28/04/2026
New Zealand’s most significant proposed health and safety reform since HSWA 2015 is underway and it could substantially reshape how PCBUs and officers approach compliance.
WorkSafe’s 2025/26 strategic reset signals a major shift toward “critical risk” - focusing more heavily on serious harm, fatalities, occupational illness, and catastrophic events, while reducing unnecessary over-compliance and administrative burden.
This is not about doing less.
It is about focusing harder on what matters most.
Key reform directions include:
• Greater focus on identifying and managing critical risks
• Reducing unnecessary compliance pressure, particularly for smaller businesses
• Clearer guidance on what is “reasonably practicable”
• Expanded use of Approved Codes of Practice (ACOPs) to create more practical compliance pathways
• More proportionate, practical, and educative regulatory engagement
• Stronger emphasis on governance, accountability, and real-world risk management
For businesses, this could mean moving away from broad box-ticking and toward sharper, evidence-based systems that prioritise the risks most likely to cause serious harm.
The opportunity:
Less noise.
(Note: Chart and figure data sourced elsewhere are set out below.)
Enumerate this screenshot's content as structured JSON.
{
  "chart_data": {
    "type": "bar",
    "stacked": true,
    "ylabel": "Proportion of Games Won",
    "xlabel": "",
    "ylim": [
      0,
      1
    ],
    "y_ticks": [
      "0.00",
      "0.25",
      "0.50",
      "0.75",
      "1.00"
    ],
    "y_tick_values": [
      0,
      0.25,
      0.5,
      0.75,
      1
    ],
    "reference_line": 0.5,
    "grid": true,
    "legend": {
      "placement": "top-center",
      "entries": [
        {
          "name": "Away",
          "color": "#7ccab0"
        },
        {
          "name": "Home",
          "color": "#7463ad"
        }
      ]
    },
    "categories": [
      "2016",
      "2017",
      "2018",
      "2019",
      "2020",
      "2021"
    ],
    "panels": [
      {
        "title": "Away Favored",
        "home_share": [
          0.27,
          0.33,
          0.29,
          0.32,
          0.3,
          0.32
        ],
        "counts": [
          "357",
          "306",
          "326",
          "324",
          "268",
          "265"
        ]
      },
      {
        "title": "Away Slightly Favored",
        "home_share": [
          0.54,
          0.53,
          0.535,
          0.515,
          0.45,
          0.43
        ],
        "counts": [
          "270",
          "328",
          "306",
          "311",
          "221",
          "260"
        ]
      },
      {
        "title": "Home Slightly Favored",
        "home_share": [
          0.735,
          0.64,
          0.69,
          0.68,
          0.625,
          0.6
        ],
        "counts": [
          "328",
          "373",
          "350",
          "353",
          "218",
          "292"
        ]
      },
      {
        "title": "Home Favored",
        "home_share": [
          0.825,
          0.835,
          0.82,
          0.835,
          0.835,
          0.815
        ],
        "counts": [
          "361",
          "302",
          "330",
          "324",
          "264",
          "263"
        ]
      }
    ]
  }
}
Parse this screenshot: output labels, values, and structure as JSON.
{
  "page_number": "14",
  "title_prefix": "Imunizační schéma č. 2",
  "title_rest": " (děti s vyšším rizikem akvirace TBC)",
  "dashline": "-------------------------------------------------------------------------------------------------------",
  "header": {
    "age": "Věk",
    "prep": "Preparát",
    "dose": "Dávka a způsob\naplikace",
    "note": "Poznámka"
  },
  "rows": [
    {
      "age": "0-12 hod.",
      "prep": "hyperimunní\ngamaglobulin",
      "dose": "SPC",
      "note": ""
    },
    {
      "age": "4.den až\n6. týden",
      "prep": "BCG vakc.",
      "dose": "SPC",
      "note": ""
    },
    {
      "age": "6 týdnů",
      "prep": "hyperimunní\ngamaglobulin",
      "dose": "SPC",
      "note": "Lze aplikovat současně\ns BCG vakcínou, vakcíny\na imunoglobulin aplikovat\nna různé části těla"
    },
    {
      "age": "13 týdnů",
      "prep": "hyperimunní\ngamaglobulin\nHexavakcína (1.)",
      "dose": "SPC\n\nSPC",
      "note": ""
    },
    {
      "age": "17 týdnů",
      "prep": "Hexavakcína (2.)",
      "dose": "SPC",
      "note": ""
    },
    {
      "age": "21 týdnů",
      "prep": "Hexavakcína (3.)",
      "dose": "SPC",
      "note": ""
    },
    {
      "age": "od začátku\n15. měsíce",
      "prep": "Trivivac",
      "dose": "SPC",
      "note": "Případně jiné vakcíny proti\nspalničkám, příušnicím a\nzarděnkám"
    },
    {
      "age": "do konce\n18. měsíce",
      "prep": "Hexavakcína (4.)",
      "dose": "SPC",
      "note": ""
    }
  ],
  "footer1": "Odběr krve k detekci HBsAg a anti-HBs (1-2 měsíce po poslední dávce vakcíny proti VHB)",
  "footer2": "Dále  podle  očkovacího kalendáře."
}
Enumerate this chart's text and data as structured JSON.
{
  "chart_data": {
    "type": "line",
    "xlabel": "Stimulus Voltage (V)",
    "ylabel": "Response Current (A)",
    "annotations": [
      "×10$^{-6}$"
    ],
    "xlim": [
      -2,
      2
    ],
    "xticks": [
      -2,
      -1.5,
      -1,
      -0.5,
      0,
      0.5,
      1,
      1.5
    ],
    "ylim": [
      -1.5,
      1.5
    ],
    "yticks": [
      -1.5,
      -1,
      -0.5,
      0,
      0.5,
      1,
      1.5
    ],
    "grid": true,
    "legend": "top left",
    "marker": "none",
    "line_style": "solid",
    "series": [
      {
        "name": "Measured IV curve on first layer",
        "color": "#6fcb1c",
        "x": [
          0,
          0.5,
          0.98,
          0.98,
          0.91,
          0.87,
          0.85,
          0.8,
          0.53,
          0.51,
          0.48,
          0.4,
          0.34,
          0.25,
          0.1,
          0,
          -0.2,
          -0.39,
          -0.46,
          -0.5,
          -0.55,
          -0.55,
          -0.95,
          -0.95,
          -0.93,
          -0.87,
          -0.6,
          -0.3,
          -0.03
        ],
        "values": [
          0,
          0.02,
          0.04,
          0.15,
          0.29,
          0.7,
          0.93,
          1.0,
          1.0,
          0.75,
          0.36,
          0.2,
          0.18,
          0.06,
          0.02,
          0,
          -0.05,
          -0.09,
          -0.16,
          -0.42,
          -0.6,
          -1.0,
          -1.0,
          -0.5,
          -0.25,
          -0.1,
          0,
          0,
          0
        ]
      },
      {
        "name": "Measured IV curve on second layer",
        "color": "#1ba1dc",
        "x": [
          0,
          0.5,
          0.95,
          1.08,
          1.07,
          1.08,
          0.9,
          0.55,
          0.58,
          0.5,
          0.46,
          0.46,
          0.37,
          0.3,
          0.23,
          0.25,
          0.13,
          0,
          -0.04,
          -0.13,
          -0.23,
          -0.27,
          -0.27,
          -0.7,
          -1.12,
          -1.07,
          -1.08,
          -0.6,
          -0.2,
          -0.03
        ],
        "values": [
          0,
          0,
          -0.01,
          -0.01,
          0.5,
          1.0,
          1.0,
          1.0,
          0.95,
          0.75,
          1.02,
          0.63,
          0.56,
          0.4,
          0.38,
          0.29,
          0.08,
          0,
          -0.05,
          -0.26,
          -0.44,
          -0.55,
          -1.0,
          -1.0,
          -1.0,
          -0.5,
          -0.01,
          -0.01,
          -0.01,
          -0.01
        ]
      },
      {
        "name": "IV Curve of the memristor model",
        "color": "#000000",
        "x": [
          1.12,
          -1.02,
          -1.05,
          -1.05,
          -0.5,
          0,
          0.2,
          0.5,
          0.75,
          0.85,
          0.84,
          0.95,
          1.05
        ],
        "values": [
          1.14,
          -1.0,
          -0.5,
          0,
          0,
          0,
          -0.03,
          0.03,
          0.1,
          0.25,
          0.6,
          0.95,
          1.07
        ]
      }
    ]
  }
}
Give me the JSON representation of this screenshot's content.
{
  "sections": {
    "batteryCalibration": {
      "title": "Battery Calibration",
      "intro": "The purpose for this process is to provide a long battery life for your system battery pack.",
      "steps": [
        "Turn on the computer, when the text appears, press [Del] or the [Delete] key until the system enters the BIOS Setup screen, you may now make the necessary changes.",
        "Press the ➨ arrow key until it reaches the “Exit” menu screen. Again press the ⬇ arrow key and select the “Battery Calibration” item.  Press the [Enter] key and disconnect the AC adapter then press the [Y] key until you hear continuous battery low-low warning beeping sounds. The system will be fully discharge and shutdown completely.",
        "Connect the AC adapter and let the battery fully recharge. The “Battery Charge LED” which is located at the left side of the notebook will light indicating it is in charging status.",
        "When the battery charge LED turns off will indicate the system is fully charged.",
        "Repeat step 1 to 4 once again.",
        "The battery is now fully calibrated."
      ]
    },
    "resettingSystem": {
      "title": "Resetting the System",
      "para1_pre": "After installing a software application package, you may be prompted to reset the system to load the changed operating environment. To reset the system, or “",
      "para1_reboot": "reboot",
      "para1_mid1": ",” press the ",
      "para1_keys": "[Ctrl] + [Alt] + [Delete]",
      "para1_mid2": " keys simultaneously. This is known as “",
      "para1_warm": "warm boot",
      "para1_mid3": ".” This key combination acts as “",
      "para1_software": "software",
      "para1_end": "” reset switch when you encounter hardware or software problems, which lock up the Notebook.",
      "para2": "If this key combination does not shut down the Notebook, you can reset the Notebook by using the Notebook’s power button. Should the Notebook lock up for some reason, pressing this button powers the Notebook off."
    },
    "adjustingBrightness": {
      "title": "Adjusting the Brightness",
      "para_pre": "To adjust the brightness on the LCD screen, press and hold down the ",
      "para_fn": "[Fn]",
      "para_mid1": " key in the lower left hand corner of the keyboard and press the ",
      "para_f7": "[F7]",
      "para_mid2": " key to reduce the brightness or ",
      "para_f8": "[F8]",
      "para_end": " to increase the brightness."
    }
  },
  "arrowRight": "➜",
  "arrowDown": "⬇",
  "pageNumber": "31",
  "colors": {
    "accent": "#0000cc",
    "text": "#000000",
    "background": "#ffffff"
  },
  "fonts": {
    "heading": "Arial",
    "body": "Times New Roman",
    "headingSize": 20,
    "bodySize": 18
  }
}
Less over-compliance. More clarity.
The challenge:
Correctly identifying critical risks and proving your controls are practical, proportionate, and effective.
Bottom line:
This is not a reason to lower standards.
It is a reason to become more precise.
PCBUs and officers should be reviewing now:
• Critical risk frameworks
• Governance systems
• Contractor coordination
• SOPs and guidance alignment
• Practical evidence that safety systems actually work
The direction is becoming clearer:
Less paperwork for the sake of paperwork.
More focus where the stakes are highest.